I’m elated to have Abby VanWormer here today. She wrote a great comment on my blog (she’s so faithful that way) that I felt would be a great benefit to you! You can follow Abby on Twitter here.
Wouldn’t it be nice if everything in life made sense? You could explain anything. You would understand why things happen.
No lingering questions, no frustration of trying to figure something out that isn’t clicking. And probably a lot less worry. The problem is that things in life don’t always make sense. And if you’re like me, it’s very frustrating to ‘not get it.’
The list of things that bother me is endless.
- Why does the church do this?
- Why does the church do that?
- Why do Christians act that way?
- Why do bad things happen to good people?
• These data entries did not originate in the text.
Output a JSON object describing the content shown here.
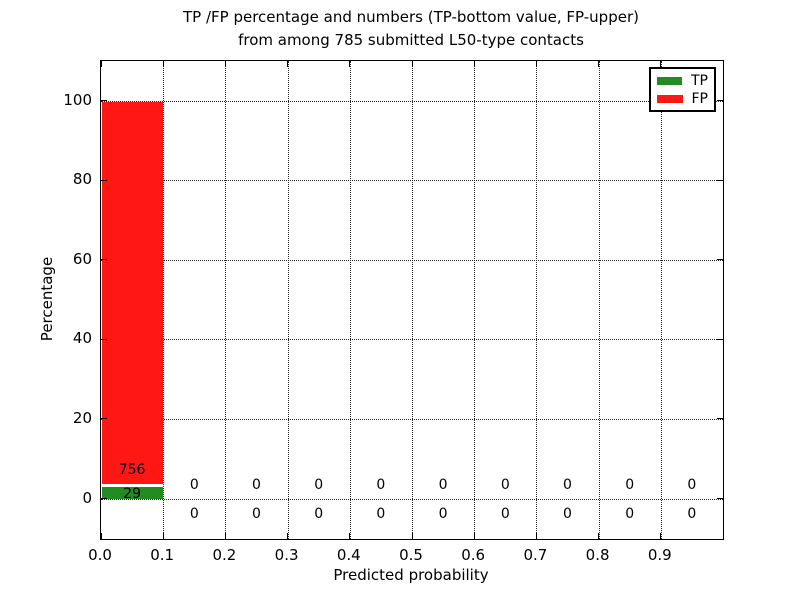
{
  "figure": {
    "title_line1": "TP /FP percentage and numbers (TP-bottom value, FP-upper)",
    "title_line2": "from among 785 submitted L50-type contacts"
  },
  "chart_data": {
    "type": "bar",
    "stacked": true,
    "title": "TP /FP percentage and numbers (TP-bottom value, FP-upper)\nfrom among 785 submitted L50-type contacts",
    "xlabel": "Predicted probability",
    "ylabel": "Percentage",
    "xlim": [
      0.0,
      1.0
    ],
    "ylim": [
      -10,
      110
    ],
    "xticks": [
      0.0,
      0.1,
      0.2,
      0.3,
      0.4,
      0.5,
      0.6,
      0.7,
      0.8,
      0.9
    ],
    "xtick_labels": [
      "0.0",
      "0.1",
      "0.2",
      "0.3",
      "0.4",
      "0.5",
      "0.6",
      "0.7",
      "0.8",
      "0.9"
    ],
    "yticks": [
      0,
      20,
      40,
      60,
      80,
      100
    ],
    "ytick_labels": [
      "0",
      "20",
      "40",
      "60",
      "80",
      "100"
    ],
    "grid": "dotted",
    "total_submitted": 785,
    "bin_width": 0.1,
    "bin_centers": [
      0.05,
      0.15,
      0.25,
      0.35,
      0.45,
      0.55,
      0.65,
      0.75,
      0.85,
      0.95
    ],
    "series": [
      {
        "name": "TP",
        "color": "#228B22",
        "counts": [
          29,
          0,
          0,
          0,
          0,
          0,
          0,
          0,
          0,
          0
        ],
        "pct": [
          3.69,
          0,
          0,
          0,
          0,
          0,
          0,
          0,
          0,
          0
        ]
      },
      {
        "name": "FP",
        "color": "#FF1714",
        "counts": [
          756,
          0,
          0,
          0,
          0,
          0,
          0,
          0,
          0,
          0
        ],
        "pct": [
          96.31,
          0,
          0,
          0,
          0,
          0,
          0,
          0,
          0,
          0
        ]
      }
    ],
    "annotation_note": "FP count shown in upper row, TP count in lower row, per bin",
    "legend": {
      "position": "upper right",
      "entries": [
        "TP",
        "FP"
      ]
    }
  }
}
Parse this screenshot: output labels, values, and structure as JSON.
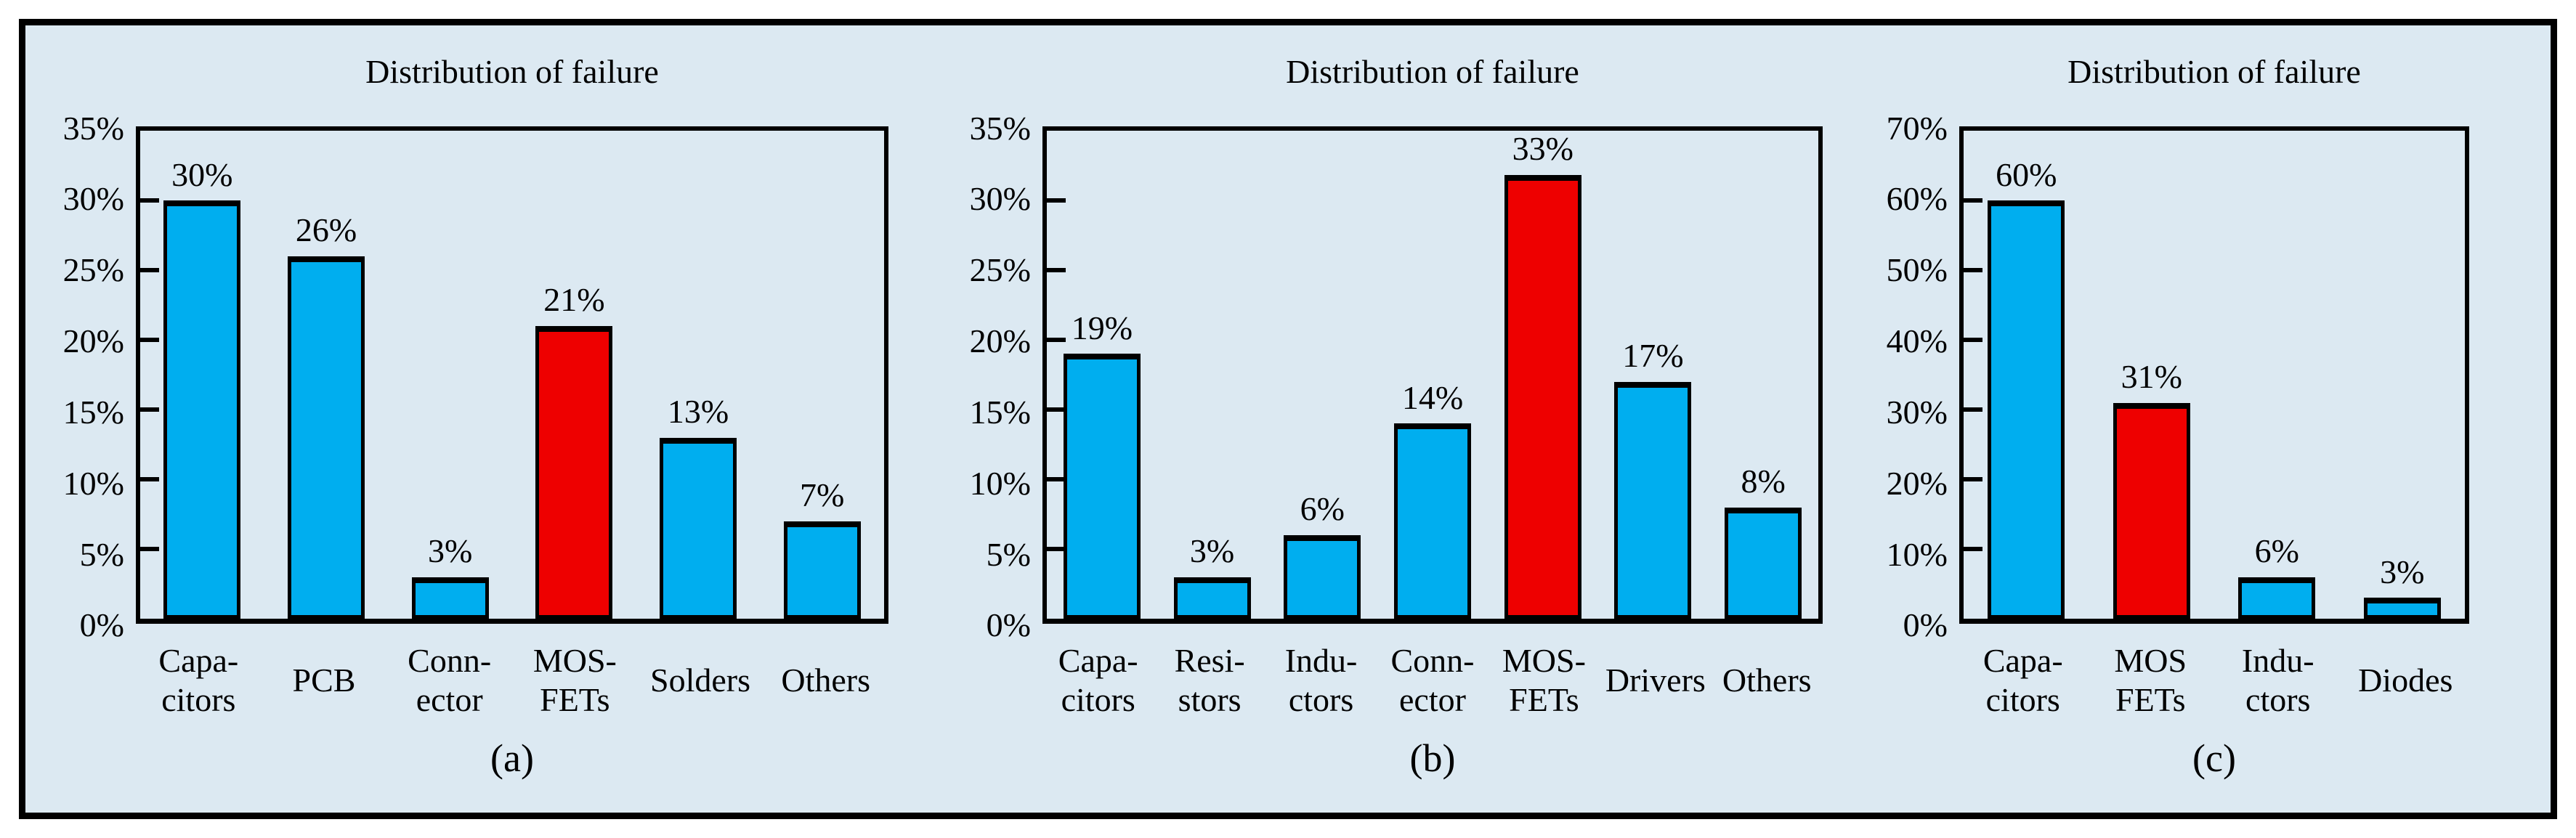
{
  "figure": {
    "background_color": "#dce9f2",
    "outer_background": "#ffffff",
    "frame_border_color": "#000000",
    "bar_blue": "#00aeef",
    "bar_red": "#ee0000",
    "text_color": "#000000"
  },
  "chart_data": [
    {
      "type": "bar",
      "title": "Distribution of failure",
      "panel_label": "(a)",
      "categories": [
        "Capa-\ncitors",
        "PCB",
        "Conn-\nector",
        "MOS-\nFETs",
        "Solders",
        "Others"
      ],
      "values": [
        30,
        26,
        3,
        21,
        13,
        7
      ],
      "value_labels": [
        "30%",
        "26%",
        "3%",
        "21%",
        "13%",
        "7%"
      ],
      "bar_colors": [
        "#00aeef",
        "#00aeef",
        "#00aeef",
        "#ee0000",
        "#00aeef",
        "#00aeef"
      ],
      "highlighted_category": "MOS-FETs",
      "ylim": [
        0,
        35
      ],
      "ytick_step": 5,
      "ytick_labels": [
        "0%",
        "5%",
        "10%",
        "15%",
        "20%",
        "25%",
        "30%",
        "35%"
      ],
      "grid": false,
      "legend": null
    },
    {
      "type": "bar",
      "title": "Distribution of failure",
      "panel_label": "(b)",
      "categories": [
        "Capa-\ncitors",
        "Resi-\nstors",
        "Indu-\nctors",
        "Conn-\nector",
        "MOS-\nFETs",
        "Drivers",
        "Others"
      ],
      "values": [
        19,
        3,
        6,
        14,
        33,
        17,
        8
      ],
      "value_labels": [
        "19%",
        "3%",
        "6%",
        "14%",
        "33%",
        "17%",
        "8%"
      ],
      "bar_colors": [
        "#00aeef",
        "#00aeef",
        "#00aeef",
        "#00aeef",
        "#ee0000",
        "#00aeef",
        "#00aeef"
      ],
      "highlighted_category": "MOS-FETs",
      "ylim": [
        0,
        35
      ],
      "ytick_step": 5,
      "ytick_labels": [
        "0%",
        "5%",
        "10%",
        "15%",
        "20%",
        "25%",
        "30%",
        "35%"
      ],
      "grid": false,
      "legend": null
    },
    {
      "type": "bar",
      "title": "Distribution of failure",
      "panel_label": "(c)",
      "categories": [
        "Capa-\ncitors",
        "MOS\nFETs",
        "Indu-\nctors",
        "Diodes"
      ],
      "values": [
        60,
        31,
        6,
        3
      ],
      "value_labels": [
        "60%",
        "31%",
        "6%",
        "3%"
      ],
      "bar_colors": [
        "#00aeef",
        "#ee0000",
        "#00aeef",
        "#00aeef"
      ],
      "highlighted_category": "MOS FETs",
      "ylim": [
        0,
        70
      ],
      "ytick_step": 10,
      "ytick_labels": [
        "0%",
        "10%",
        "20%",
        "30%",
        "40%",
        "50%",
        "60%",
        "70%"
      ],
      "grid": false,
      "legend": null
    }
  ]
}
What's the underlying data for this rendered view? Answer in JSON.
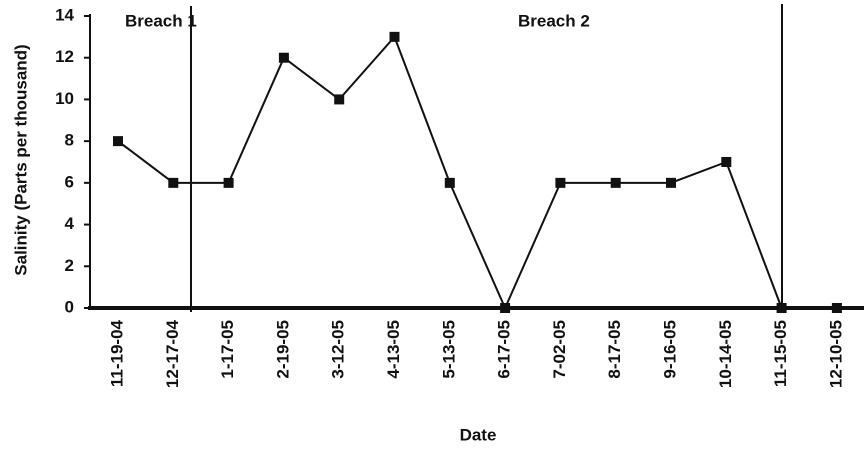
{
  "chart_data": {
    "type": "line",
    "x_label": "Date",
    "y_label": "Salinity (Parts per thousand)",
    "annotations": [
      "Breach 1",
      "Breach 2"
    ],
    "categories": [
      "11-19-04",
      "12-17-04",
      "1-17-05",
      "2-19-05",
      "3-12-05",
      "4-13-05",
      "5-13-05",
      "6-17-05",
      "7-02-05",
      "8-17-05",
      "9-16-05",
      "10-14-05",
      "11-15-05",
      "12-10-05"
    ],
    "values": [
      8,
      6,
      6,
      12,
      10,
      13,
      6,
      0,
      6,
      6,
      6,
      7,
      0,
      0
    ],
    "color": "#111111",
    "ylim": [
      0,
      14
    ],
    "yticks": [
      0,
      2,
      4,
      6,
      8,
      10,
      12,
      14
    ]
  }
}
It goes on and on. I look at people or situations or the church or life, and I start carrying all these things that irritate me. And it gets heavier and heavier, because I don’t want to let it go.
I want to GET it.
I want an ANSWER.
I want to UNDERSTAND.
I think about how something “should be,” but it’s not. And the more I think about things and realize how big these problems are, and how small I am, it simply becomes too much. It gets to the point where I can’t take it anymore.
And recently, that’s what I told God. “That’s it. I give up. I can’t take anymore.”
To be honest, I didn’t really expect a reply. But God heard me. And although it wasn’t an audible voice, the words spoken to my heart in that instant freed me from the load I’d been carrying.
He said, “Walk away from all that and walk toward Me.”
I felt like He was saying, “You weren’t meant to carry all of that. That’s my job. Don’t worry about the stuff you can’t change, the stuff that bothers you, the stuff you focus on that frustrates you. Just worry about me and you. I will take care of the rest.”
“…Just worry about me and you.”
A lot of things don’t make sense to me, but that got through. I can’t fix issues in the church that annoy me. I can’t change other people. I can’t explain the problem of evil.
But I can work on my relationship with God. I can spend time in the Word. I can pray. I can worship.
I don’t need to understand every single thing that happens in this life. I only need to know and trust the One who does. He’s God, and He’s got it taken care of. What a relief.
What about you? Are there things in your life that are hard to let go of? How do you stay motivated to make your relationship with God your everything?